Трудно предсказать, чем закончился бы этот разговор, но в дверь без стука вошел недавний попутчик Соткина. Молчун, как оказалось, обладал густым, грубым и сильным голосом.

– Товарищ старшина, следуйте за мной, – точно медведь пробасил, или даже проревел, недавний молчун.

– Куда это? Что значит «следуйте»? – Голос особиста показался голосом ребенка после баса вошедшего.

– Верните старшине ремень. И выполняйте приказ, – уверенно продолжил подполковник.

– Чей приказ? Я не подчиняюсь здесь никому, даже штабу армии.
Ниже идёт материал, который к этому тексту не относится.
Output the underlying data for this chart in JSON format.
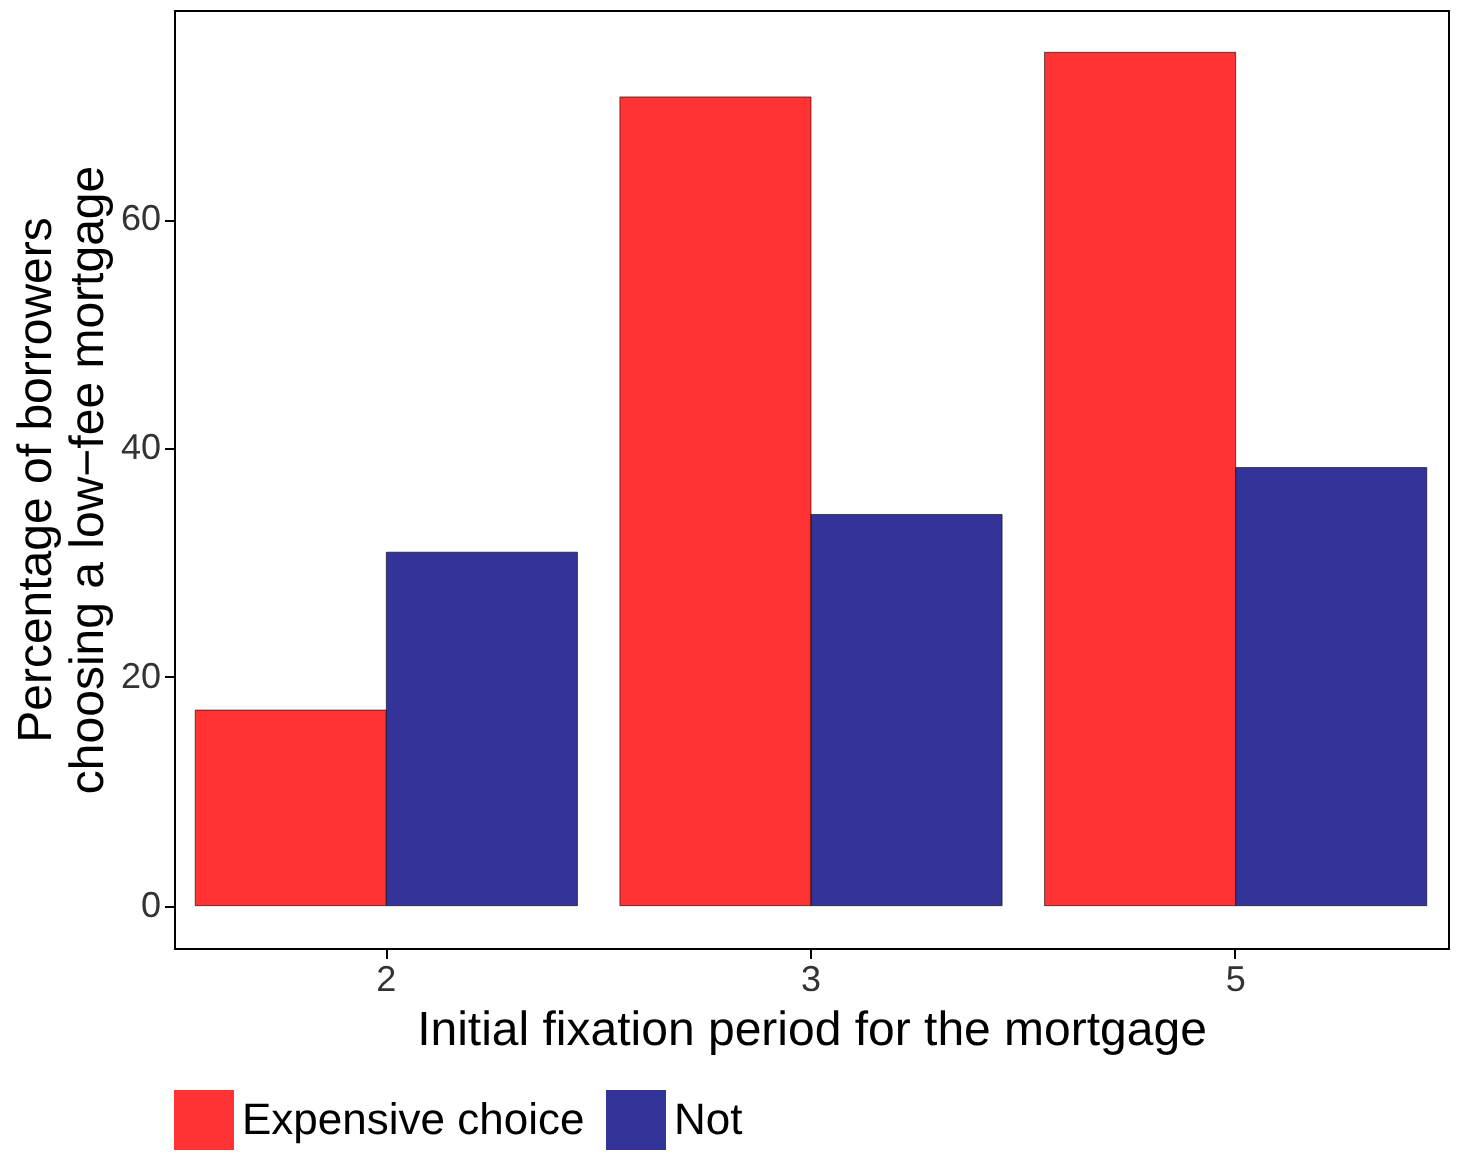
{
  "chart_data": {
    "type": "bar",
    "xlabel": "Initial fixation period for the mortgage",
    "ylabel": "Percentage of borrowers\nchoosing a low−fee mortgage",
    "categories": [
      "2",
      "3",
      "5"
    ],
    "series": [
      {
        "name": "Expensive choice",
        "color": "#ff3333",
        "values": [
          17.1,
          70.7,
          74.6
        ]
      },
      {
        "name": "Not",
        "color": "#333399",
        "values": [
          30.9,
          34.2,
          38.3
        ]
      }
    ],
    "ylim": [
      -3.7,
      78.3
    ],
    "yticks": [
      0,
      20,
      40,
      60
    ],
    "grid": false,
    "legend": "bottom"
  }
}
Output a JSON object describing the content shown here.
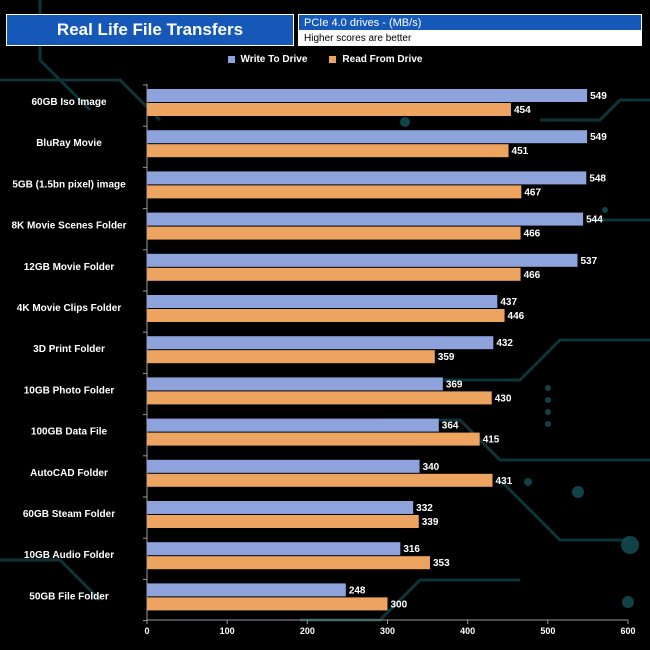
{
  "header": {
    "title": "Real Life File Transfers",
    "subtitle": "PCIe 4.0 drives - (MB/s)",
    "note": "Higher scores are better"
  },
  "colors": {
    "write": "#8ea2dc",
    "read": "#eda460",
    "background": "#000000",
    "header_blue": "#1558b8"
  },
  "chart_data": {
    "type": "bar",
    "orientation": "horizontal",
    "title": "Real Life File Transfers",
    "subtitle": "PCIe 4.0 drives - (MB/s)",
    "xlim": [
      0,
      600
    ],
    "ticks": [
      "0",
      "100",
      "200",
      "300",
      "400",
      "500",
      "600"
    ],
    "tick_values": [
      0,
      100,
      200,
      300,
      400,
      500,
      600
    ],
    "categories": [
      "60GB Iso Image",
      "BluRay Movie",
      "5GB (1.5bn pixel) image",
      "8K Movie Scenes Folder",
      "12GB Movie Folder",
      "4K Movie Clips Folder",
      "3D Print Folder",
      "10GB Photo Folder",
      "100GB Data File",
      "AutoCAD Folder",
      "60GB Steam Folder",
      "10GB Audio Folder",
      "50GB File Folder"
    ],
    "series": [
      {
        "name": "Write To  Drive",
        "values": [
          549,
          549,
          548,
          544,
          537,
          437,
          432,
          369,
          364,
          340,
          332,
          316,
          248
        ]
      },
      {
        "name": "Read From  Drive",
        "values": [
          454,
          451,
          467,
          466,
          466,
          446,
          359,
          430,
          415,
          431,
          339,
          353,
          300
        ]
      }
    ],
    "legend_position": "top-center",
    "grid": false
  }
}
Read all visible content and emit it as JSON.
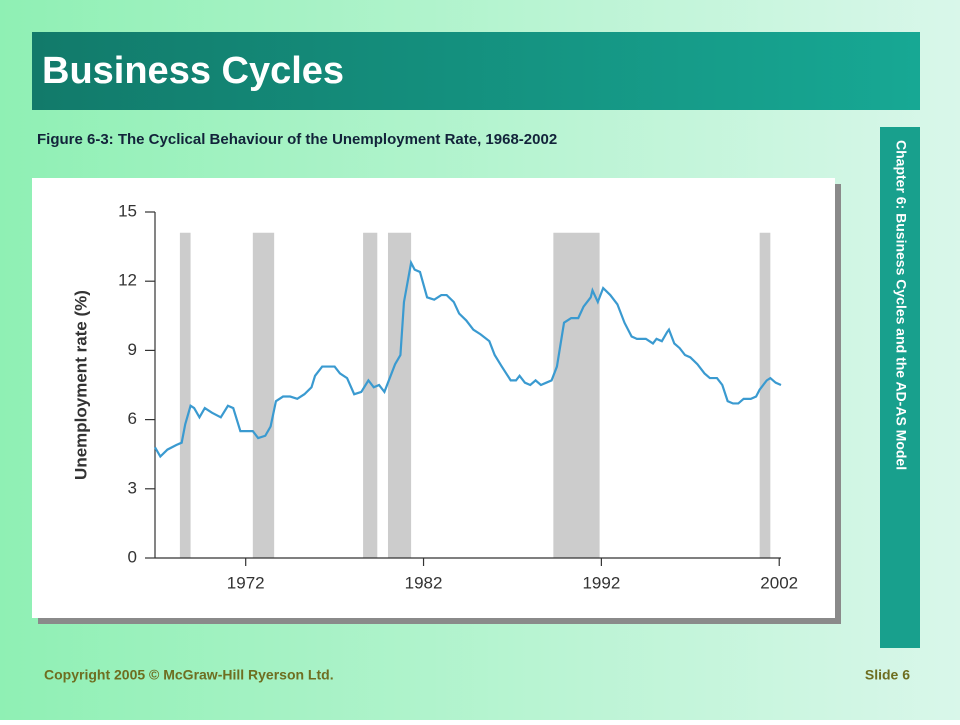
{
  "slide": {
    "title": "Business Cycles",
    "caption": "Figure 6-3: The Cyclical Behaviour of the Unemployment Rate, 1968-2002",
    "sidebar": "Chapter 6: Business Cycles and the AD-AS Model",
    "footer_left": "Copyright 2005 © McGraw-Hill Ryerson Ltd.",
    "footer_right": "Slide 6"
  },
  "chart_data": {
    "type": "line",
    "y_label": "Unemployment rate (%)",
    "color": "#3a9ad0",
    "shade_color": "#cccccc",
    "x": [
      1966.9,
      1967.2,
      1967.6,
      1968.1,
      1968.4,
      1968.6,
      1968.9,
      1969.1,
      1969.4,
      1969.7,
      1970.1,
      1970.6,
      1971.0,
      1971.3,
      1971.7,
      1972.1,
      1972.4,
      1972.7,
      1973.1,
      1973.4,
      1973.7,
      1974.1,
      1974.5,
      1974.9,
      1975.3,
      1975.7,
      1975.9,
      1976.3,
      1976.6,
      1977.0,
      1977.3,
      1977.7,
      1978.1,
      1978.5,
      1978.9,
      1979.2,
      1979.5,
      1979.8,
      1980.0,
      1980.4,
      1980.7,
      1980.9,
      1981.3,
      1981.5,
      1981.8,
      1982.2,
      1982.6,
      1983.0,
      1983.3,
      1983.7,
      1984.0,
      1984.4,
      1984.8,
      1985.2,
      1985.7,
      1986.0,
      1986.4,
      1986.9,
      1987.2,
      1987.4,
      1987.7,
      1988.0,
      1988.3,
      1988.6,
      1988.9,
      1989.2,
      1989.5,
      1989.9,
      1990.3,
      1990.7,
      1991.0,
      1991.4,
      1991.5,
      1991.8,
      1992.1,
      1992.5,
      1992.9,
      1993.3,
      1993.7,
      1994.0,
      1994.5,
      1994.9,
      1995.1,
      1995.4,
      1995.7,
      1995.8,
      1996.1,
      1996.4,
      1996.7,
      1997.0,
      1997.4,
      1997.8,
      1998.1,
      1998.5,
      1998.8,
      1999.1,
      1999.4,
      1999.7,
      2000.0,
      2000.4,
      2000.7,
      2000.9,
      2001.3,
      2001.5,
      2001.8,
      2002.1
    ],
    "values": [
      4.8,
      4.4,
      4.7,
      4.9,
      5.0,
      5.8,
      6.6,
      6.5,
      6.1,
      6.5,
      6.3,
      6.1,
      6.6,
      6.5,
      5.5,
      5.5,
      5.5,
      5.2,
      5.3,
      5.7,
      6.8,
      7.0,
      7.0,
      6.9,
      7.1,
      7.4,
      7.9,
      8.3,
      8.3,
      8.3,
      8.0,
      7.8,
      7.1,
      7.2,
      7.7,
      7.4,
      7.5,
      7.2,
      7.6,
      8.4,
      8.8,
      11.1,
      12.8,
      12.5,
      12.4,
      11.3,
      11.2,
      11.4,
      11.4,
      11.1,
      10.6,
      10.3,
      9.9,
      9.7,
      9.4,
      8.8,
      8.3,
      7.7,
      7.7,
      7.9,
      7.6,
      7.5,
      7.7,
      7.5,
      7.6,
      7.7,
      8.3,
      10.2,
      10.4,
      10.4,
      10.9,
      11.3,
      11.6,
      11.1,
      11.7,
      11.4,
      11.0,
      10.2,
      9.6,
      9.5,
      9.5,
      9.3,
      9.5,
      9.4,
      9.8,
      9.9,
      9.3,
      9.1,
      8.8,
      8.7,
      8.4,
      8.0,
      7.8,
      7.8,
      7.5,
      6.8,
      6.7,
      6.7,
      6.9,
      6.9,
      7.0,
      7.3,
      7.7,
      7.8,
      7.6,
      7.5
    ],
    "shaded_periods": [
      [
        1968.3,
        1968.9
      ],
      [
        1972.4,
        1973.6
      ],
      [
        1978.6,
        1979.4
      ],
      [
        1980.0,
        1981.3
      ],
      [
        1989.3,
        1991.9
      ],
      [
        2000.9,
        2001.5
      ]
    ],
    "xlim": [
      1966.9,
      2002.1
    ],
    "xticks": [
      1972,
      1982,
      1992,
      2002
    ],
    "ylim": [
      0,
      15
    ],
    "yticks": [
      0,
      3,
      6,
      9,
      12,
      15
    ]
  }
}
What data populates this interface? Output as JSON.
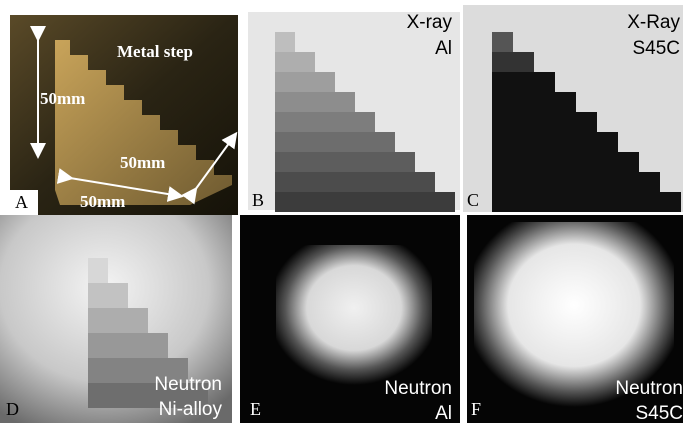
{
  "panels": [
    {
      "label": "A",
      "annotations": [
        "Metal step",
        "50mm",
        "50mm",
        "50mm"
      ]
    },
    {
      "label": "B",
      "caption": [
        "X-ray",
        "Al"
      ]
    },
    {
      "label": "C",
      "caption": [
        "X-Ray",
        "S45C"
      ]
    },
    {
      "label": "D",
      "caption": [
        "Neutron",
        "Ni-alloy"
      ]
    },
    {
      "label": "E",
      "caption": [
        "Neutron",
        "Al"
      ]
    },
    {
      "label": "F",
      "caption": [
        "Neutron",
        "S45C"
      ]
    }
  ]
}
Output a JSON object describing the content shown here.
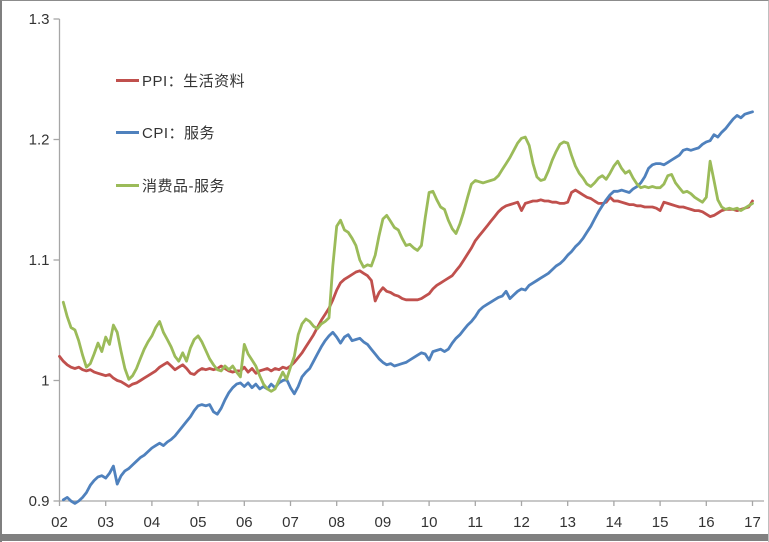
{
  "frame": {
    "background": "#ffffff",
    "border_color": "#808080",
    "bottom_band_color": "#808080"
  },
  "axes": {
    "y": {
      "min": 0.9,
      "max": 1.3,
      "ticks": [
        {
          "v": 1.3,
          "label": "1.3"
        },
        {
          "v": 1.2,
          "label": "1.2"
        },
        {
          "v": 1.1,
          "label": "1.1"
        },
        {
          "v": 1.0,
          "label": "1"
        },
        {
          "v": 0.9,
          "label": "0.9"
        }
      ]
    },
    "x": {
      "min": 2002,
      "max": 2017,
      "ticks": [
        {
          "v": 2002,
          "label": "02"
        },
        {
          "v": 2003,
          "label": "03"
        },
        {
          "v": 2004,
          "label": "04"
        },
        {
          "v": 2005,
          "label": "05"
        },
        {
          "v": 2006,
          "label": "06"
        },
        {
          "v": 2007,
          "label": "07"
        },
        {
          "v": 2008,
          "label": "08"
        },
        {
          "v": 2009,
          "label": "09"
        },
        {
          "v": 2010,
          "label": "10"
        },
        {
          "v": 2011,
          "label": "11"
        },
        {
          "v": 2012,
          "label": "12"
        },
        {
          "v": 2013,
          "label": "13"
        },
        {
          "v": 2014,
          "label": "14"
        },
        {
          "v": 2015,
          "label": "15"
        },
        {
          "v": 2016,
          "label": "16"
        },
        {
          "v": 2017,
          "label": "17"
        }
      ]
    },
    "axis_color": "#a6a6a6"
  },
  "chart_data": {
    "type": "line",
    "title": "",
    "xlabel": "",
    "ylabel": "",
    "ylim": [
      0.9,
      1.3
    ],
    "xlim": [
      2002,
      2017.05
    ],
    "grid": false,
    "legend_position": "inside-top-left",
    "frequency": "monthly",
    "series": [
      {
        "name": "PPI：生活资料",
        "color": "#C0504D",
        "start_year": 2002.0,
        "values": [
          1.02,
          1.016,
          1.013,
          1.011,
          1.01,
          1.011,
          1.009,
          1.008,
          1.009,
          1.007,
          1.006,
          1.005,
          1.004,
          1.005,
          1.002,
          1.0,
          0.999,
          0.997,
          0.995,
          0.997,
          0.998,
          1.0,
          1.002,
          1.004,
          1.006,
          1.008,
          1.011,
          1.013,
          1.015,
          1.012,
          1.009,
          1.011,
          1.013,
          1.01,
          1.006,
          1.005,
          1.008,
          1.01,
          1.009,
          1.01,
          1.009,
          1.01,
          1.012,
          1.01,
          1.008,
          1.007,
          1.008,
          1.008,
          1.011,
          1.007,
          1.01,
          1.006,
          1.008,
          1.009,
          1.01,
          1.008,
          1.01,
          1.009,
          1.011,
          1.01,
          1.012,
          1.015,
          1.019,
          1.023,
          1.028,
          1.033,
          1.038,
          1.044,
          1.05,
          1.055,
          1.06,
          1.067,
          1.075,
          1.081,
          1.084,
          1.086,
          1.088,
          1.09,
          1.091,
          1.089,
          1.087,
          1.083,
          1.066,
          1.073,
          1.077,
          1.074,
          1.073,
          1.071,
          1.07,
          1.068,
          1.067,
          1.067,
          1.067,
          1.067,
          1.068,
          1.07,
          1.072,
          1.076,
          1.079,
          1.081,
          1.083,
          1.085,
          1.087,
          1.091,
          1.095,
          1.1,
          1.105,
          1.11,
          1.116,
          1.12,
          1.124,
          1.128,
          1.132,
          1.136,
          1.14,
          1.143,
          1.145,
          1.146,
          1.147,
          1.148,
          1.141,
          1.147,
          1.148,
          1.149,
          1.149,
          1.15,
          1.149,
          1.149,
          1.148,
          1.148,
          1.147,
          1.147,
          1.148,
          1.156,
          1.158,
          1.156,
          1.154,
          1.152,
          1.151,
          1.149,
          1.147,
          1.147,
          1.148,
          1.152,
          1.149,
          1.149,
          1.148,
          1.147,
          1.146,
          1.146,
          1.145,
          1.145,
          1.144,
          1.144,
          1.144,
          1.143,
          1.141,
          1.148,
          1.147,
          1.146,
          1.145,
          1.144,
          1.144,
          1.143,
          1.142,
          1.141,
          1.141,
          1.14,
          1.138,
          1.136,
          1.137,
          1.139,
          1.141,
          1.142,
          1.142,
          1.142,
          1.141,
          1.142,
          1.143,
          1.144,
          1.149
        ]
      },
      {
        "name": "CPI：服务",
        "color": "#4F81BD",
        "start_year": 2002.0833,
        "values": [
          0.901,
          0.903,
          0.9,
          0.898,
          0.9,
          0.903,
          0.907,
          0.913,
          0.917,
          0.92,
          0.921,
          0.919,
          0.923,
          0.929,
          0.914,
          0.921,
          0.925,
          0.927,
          0.93,
          0.933,
          0.936,
          0.938,
          0.941,
          0.944,
          0.946,
          0.948,
          0.946,
          0.949,
          0.951,
          0.954,
          0.958,
          0.962,
          0.966,
          0.97,
          0.975,
          0.979,
          0.98,
          0.979,
          0.98,
          0.974,
          0.972,
          0.977,
          0.984,
          0.99,
          0.994,
          0.997,
          0.998,
          0.995,
          0.998,
          0.994,
          0.997,
          0.993,
          0.995,
          0.993,
          0.997,
          0.994,
          0.998,
          1.0,
          1.001,
          0.994,
          0.989,
          0.995,
          1.003,
          1.007,
          1.01,
          1.016,
          1.022,
          1.028,
          1.033,
          1.037,
          1.04,
          1.036,
          1.031,
          1.036,
          1.038,
          1.033,
          1.034,
          1.035,
          1.032,
          1.03,
          1.026,
          1.022,
          1.018,
          1.015,
          1.013,
          1.014,
          1.012,
          1.013,
          1.014,
          1.015,
          1.017,
          1.019,
          1.021,
          1.023,
          1.022,
          1.017,
          1.024,
          1.025,
          1.026,
          1.024,
          1.026,
          1.031,
          1.035,
          1.038,
          1.042,
          1.046,
          1.049,
          1.053,
          1.058,
          1.061,
          1.063,
          1.065,
          1.067,
          1.069,
          1.07,
          1.074,
          1.068,
          1.071,
          1.074,
          1.076,
          1.075,
          1.079,
          1.081,
          1.083,
          1.085,
          1.087,
          1.089,
          1.092,
          1.095,
          1.097,
          1.1,
          1.104,
          1.107,
          1.111,
          1.114,
          1.118,
          1.123,
          1.128,
          1.134,
          1.14,
          1.145,
          1.15,
          1.154,
          1.157,
          1.157,
          1.158,
          1.157,
          1.156,
          1.159,
          1.161,
          1.164,
          1.169,
          1.176,
          1.179,
          1.18,
          1.18,
          1.179,
          1.181,
          1.183,
          1.185,
          1.187,
          1.191,
          1.192,
          1.191,
          1.192,
          1.193,
          1.196,
          1.198,
          1.199,
          1.204,
          1.202,
          1.206,
          1.209,
          1.213,
          1.217,
          1.22,
          1.218,
          1.221,
          1.222,
          1.223
        ]
      },
      {
        "name": "消费品-服务",
        "color": "#9BBB59",
        "start_year": 2002.0833,
        "values": [
          1.065,
          1.053,
          1.044,
          1.042,
          1.033,
          1.021,
          1.011,
          1.014,
          1.022,
          1.031,
          1.024,
          1.036,
          1.03,
          1.046,
          1.04,
          1.024,
          1.01,
          1.001,
          1.004,
          1.01,
          1.018,
          1.026,
          1.032,
          1.037,
          1.044,
          1.049,
          1.04,
          1.034,
          1.028,
          1.02,
          1.016,
          1.023,
          1.016,
          1.027,
          1.034,
          1.037,
          1.032,
          1.025,
          1.018,
          1.013,
          1.009,
          1.008,
          1.012,
          1.009,
          1.012,
          1.007,
          1.003,
          1.03,
          1.022,
          1.017,
          1.012,
          1.004,
          0.997,
          0.993,
          0.991,
          0.993,
          1.0,
          1.007,
          1.001,
          1.011,
          1.02,
          1.038,
          1.047,
          1.051,
          1.049,
          1.045,
          1.043,
          1.047,
          1.049,
          1.052,
          1.095,
          1.128,
          1.133,
          1.125,
          1.123,
          1.118,
          1.112,
          1.1,
          1.094,
          1.096,
          1.095,
          1.104,
          1.12,
          1.134,
          1.137,
          1.132,
          1.127,
          1.125,
          1.118,
          1.112,
          1.113,
          1.11,
          1.108,
          1.112,
          1.135,
          1.156,
          1.157,
          1.15,
          1.144,
          1.142,
          1.133,
          1.126,
          1.122,
          1.13,
          1.14,
          1.152,
          1.163,
          1.166,
          1.165,
          1.164,
          1.165,
          1.166,
          1.167,
          1.17,
          1.175,
          1.18,
          1.185,
          1.191,
          1.197,
          1.201,
          1.202,
          1.195,
          1.18,
          1.169,
          1.166,
          1.167,
          1.174,
          1.183,
          1.19,
          1.196,
          1.198,
          1.197,
          1.187,
          1.178,
          1.172,
          1.168,
          1.163,
          1.161,
          1.164,
          1.168,
          1.17,
          1.167,
          1.172,
          1.178,
          1.182,
          1.176,
          1.172,
          1.174,
          1.168,
          1.163,
          1.16,
          1.161,
          1.16,
          1.161,
          1.16,
          1.16,
          1.163,
          1.17,
          1.171,
          1.164,
          1.16,
          1.156,
          1.157,
          1.155,
          1.152,
          1.15,
          1.148,
          1.152,
          1.182,
          1.166,
          1.15,
          1.144,
          1.142,
          1.143,
          1.142,
          1.143,
          1.141,
          1.143,
          1.145,
          1.147
        ]
      }
    ]
  },
  "legend": {
    "items": [
      {
        "label": "PPI：生活资料"
      },
      {
        "label": "CPI：服务"
      },
      {
        "label": "消费品-服务"
      }
    ]
  }
}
– А придется... Приказ представителя Ставки Верховного Главнокомандования и командующего Резервным фронтом генерала армии Жукова, – совсем раздавил своим голосом особиста Молчун.

Не только особист, но и Соткин был потрясен сказанным. Он машинально взял из рук лейтенанта свой ремень, одернул и расправил гимнастерку. Молча пошел за подполковником. Следом, что-то бормоча себе под нос, засеменил особист.

Вошли в большой деревянный дом – вероятно, бывшее здание сельского совета. В просторной комнате около большого стола сидели командующий 24-й армией генерал Ракутин и командующий Резервным фронтом, представитель Ставки генерал армии Жуков. У одного из окон на лавке сидел еще какой-то майор.

– А тебе чего здесь надо? – не скрывая раздражения, спросил Жуков представителя ведомства Берии.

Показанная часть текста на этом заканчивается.